NEDLANDS: 2/141 Stirling Highway

FREMANTLE: 85 South St, Beaconsfield


Sri Lanka

The following information provides some broad and general guidelines about health risks and recommendations for travel to Sri Lanka. It should not be taken as a substitute for a personal consultation with one of our travel health doctors, whose advice will be specific for you and your trip and may include some things not mentioned here.


Most Common Health Issues

Travellers’ Diarrhoea and Respiratory Illness
Observe strict food and water safety precautions and hand hygiene. Consider taking a water filter and well stocked kit with guidelines for treatment. Seek medical advice if persistent or severe illness, particularly for infants, the elderly or those with underlying medical conditions.

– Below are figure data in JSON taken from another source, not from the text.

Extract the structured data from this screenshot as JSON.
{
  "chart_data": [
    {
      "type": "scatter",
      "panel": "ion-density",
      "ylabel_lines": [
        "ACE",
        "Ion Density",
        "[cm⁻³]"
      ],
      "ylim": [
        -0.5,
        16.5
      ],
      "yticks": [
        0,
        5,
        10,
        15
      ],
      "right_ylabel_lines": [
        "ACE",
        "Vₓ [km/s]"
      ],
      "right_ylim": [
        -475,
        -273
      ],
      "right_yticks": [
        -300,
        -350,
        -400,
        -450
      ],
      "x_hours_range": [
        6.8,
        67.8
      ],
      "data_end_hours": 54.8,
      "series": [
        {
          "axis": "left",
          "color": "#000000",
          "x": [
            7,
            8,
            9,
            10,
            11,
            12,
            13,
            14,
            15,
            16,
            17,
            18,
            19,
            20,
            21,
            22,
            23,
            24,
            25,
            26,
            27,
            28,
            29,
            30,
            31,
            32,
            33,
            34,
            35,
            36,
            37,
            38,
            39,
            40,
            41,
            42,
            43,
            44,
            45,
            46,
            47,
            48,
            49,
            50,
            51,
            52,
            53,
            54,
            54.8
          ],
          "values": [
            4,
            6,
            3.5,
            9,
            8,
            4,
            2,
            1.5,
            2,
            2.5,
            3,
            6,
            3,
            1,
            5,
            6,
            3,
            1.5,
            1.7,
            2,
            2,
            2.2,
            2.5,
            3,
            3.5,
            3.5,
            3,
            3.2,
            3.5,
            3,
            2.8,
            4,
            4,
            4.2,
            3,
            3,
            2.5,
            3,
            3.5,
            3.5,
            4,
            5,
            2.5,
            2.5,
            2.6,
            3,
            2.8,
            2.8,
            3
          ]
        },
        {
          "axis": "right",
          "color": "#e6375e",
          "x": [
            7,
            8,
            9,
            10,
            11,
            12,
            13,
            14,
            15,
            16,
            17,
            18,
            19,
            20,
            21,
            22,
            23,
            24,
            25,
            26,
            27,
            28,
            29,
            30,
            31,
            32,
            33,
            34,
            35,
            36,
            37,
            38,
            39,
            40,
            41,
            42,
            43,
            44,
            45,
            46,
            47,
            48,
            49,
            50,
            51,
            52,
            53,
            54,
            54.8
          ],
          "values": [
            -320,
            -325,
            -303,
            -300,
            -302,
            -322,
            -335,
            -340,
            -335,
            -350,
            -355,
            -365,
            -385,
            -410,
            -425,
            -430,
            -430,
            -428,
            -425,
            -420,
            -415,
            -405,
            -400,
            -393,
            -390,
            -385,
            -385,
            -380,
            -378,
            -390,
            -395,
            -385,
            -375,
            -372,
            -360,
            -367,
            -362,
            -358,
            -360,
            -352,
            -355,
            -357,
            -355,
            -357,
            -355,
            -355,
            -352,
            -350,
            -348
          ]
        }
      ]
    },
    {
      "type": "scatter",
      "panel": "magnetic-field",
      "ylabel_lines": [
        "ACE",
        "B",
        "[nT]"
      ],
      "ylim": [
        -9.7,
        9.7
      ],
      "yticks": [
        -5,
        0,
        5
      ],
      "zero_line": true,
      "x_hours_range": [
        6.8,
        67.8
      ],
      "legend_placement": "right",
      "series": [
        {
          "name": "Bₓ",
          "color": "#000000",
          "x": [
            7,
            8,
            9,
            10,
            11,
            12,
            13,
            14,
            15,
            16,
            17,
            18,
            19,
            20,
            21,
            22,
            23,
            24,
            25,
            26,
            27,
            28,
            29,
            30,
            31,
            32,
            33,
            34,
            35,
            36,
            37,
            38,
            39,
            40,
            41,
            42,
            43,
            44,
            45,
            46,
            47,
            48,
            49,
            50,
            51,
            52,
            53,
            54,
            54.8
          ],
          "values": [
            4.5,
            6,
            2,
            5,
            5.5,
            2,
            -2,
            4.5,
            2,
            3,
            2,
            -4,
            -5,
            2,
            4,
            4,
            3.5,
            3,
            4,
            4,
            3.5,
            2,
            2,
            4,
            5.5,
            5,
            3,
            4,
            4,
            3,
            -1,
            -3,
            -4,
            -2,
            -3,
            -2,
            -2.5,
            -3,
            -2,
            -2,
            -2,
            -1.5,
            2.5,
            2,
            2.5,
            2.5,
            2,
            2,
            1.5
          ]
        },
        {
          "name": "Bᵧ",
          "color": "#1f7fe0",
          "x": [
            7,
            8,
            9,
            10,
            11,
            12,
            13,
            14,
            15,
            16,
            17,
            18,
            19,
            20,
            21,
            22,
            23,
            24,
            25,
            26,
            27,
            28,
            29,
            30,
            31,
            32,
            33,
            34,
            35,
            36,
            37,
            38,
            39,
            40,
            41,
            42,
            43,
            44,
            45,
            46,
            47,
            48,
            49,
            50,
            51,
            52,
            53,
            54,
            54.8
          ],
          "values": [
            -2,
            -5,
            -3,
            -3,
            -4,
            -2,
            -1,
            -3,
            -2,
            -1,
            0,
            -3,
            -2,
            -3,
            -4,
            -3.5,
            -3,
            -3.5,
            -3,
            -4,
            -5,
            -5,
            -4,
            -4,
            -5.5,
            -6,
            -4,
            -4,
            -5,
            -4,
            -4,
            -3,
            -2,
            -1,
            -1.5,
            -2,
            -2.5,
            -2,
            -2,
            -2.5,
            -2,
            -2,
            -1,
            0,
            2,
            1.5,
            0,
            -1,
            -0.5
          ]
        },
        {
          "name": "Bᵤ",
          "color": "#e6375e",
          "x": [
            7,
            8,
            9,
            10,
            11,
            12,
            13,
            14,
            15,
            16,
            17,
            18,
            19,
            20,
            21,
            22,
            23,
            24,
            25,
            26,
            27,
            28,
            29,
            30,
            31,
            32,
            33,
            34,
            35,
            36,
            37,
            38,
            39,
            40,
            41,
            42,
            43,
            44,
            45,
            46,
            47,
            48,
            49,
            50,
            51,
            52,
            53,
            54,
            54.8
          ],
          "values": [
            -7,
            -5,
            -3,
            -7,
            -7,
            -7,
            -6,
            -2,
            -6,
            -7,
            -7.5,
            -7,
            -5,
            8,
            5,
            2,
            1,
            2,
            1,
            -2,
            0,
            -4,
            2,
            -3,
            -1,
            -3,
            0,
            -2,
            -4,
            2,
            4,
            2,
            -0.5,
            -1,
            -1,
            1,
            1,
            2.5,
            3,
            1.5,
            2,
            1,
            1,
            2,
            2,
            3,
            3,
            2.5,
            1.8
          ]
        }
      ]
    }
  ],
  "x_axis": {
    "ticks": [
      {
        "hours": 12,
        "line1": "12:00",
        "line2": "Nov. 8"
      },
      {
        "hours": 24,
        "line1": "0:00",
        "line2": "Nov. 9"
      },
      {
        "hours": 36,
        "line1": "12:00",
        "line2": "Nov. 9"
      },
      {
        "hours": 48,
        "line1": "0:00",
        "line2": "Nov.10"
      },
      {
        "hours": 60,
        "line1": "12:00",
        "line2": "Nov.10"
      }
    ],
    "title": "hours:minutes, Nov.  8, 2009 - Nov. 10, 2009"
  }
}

Dengue fever and Chikungunya
Both preventable by taking precautions to avoid mosquito bites, particularly during the daytime in urban areas. In 2016 almost 50000 cases of dengue fever were reported, around half of which occurred in Colombo or surrounding areas. No vaccine is available for either of these diseases.

Japanese Encephalitis
This serious but rare mosquito borne illness occurs mainly in rural areas, particularly in the wet season. Vaccination is available for those at high risk.

Animal Bites and Wounds
Avoid being bitten or scratched by any mammal. Consider pre-travel rabies vaccination (well before travel) for extended trips or where contact with animals is likely. Whether pre-vaccinated or not, thoroughly flush and disinfect any animal wound and seek prompt medical care for post exposure vaccination and wound care.

Dehydration and heat stroke
Ensure adequate hydration, avoid prolonged periods in the sun and rest/cool down to treat. If severe seek medical attention.

Natural Disasters and Security Issues
Monsoon season in the Southwest is May through to October. Heavy rains may result in severe flooding and landslides. Keep an eye on the news. Security and other travel issues are well documented on the Australian government’s Smart Traveller website.

As well as being up to date for routine childhood vaccines such as tetanus, measles and hepatitis B, the following vaccines are often recommended – hepatitis A, typhoid, rabies, Japanese encephalitis, cholera and influenza. Decisions regarding which are most appropriate depend on duration and nature of travel, itinerary, age and underlying medical conditions. These and other issues will be discussed during your consultation.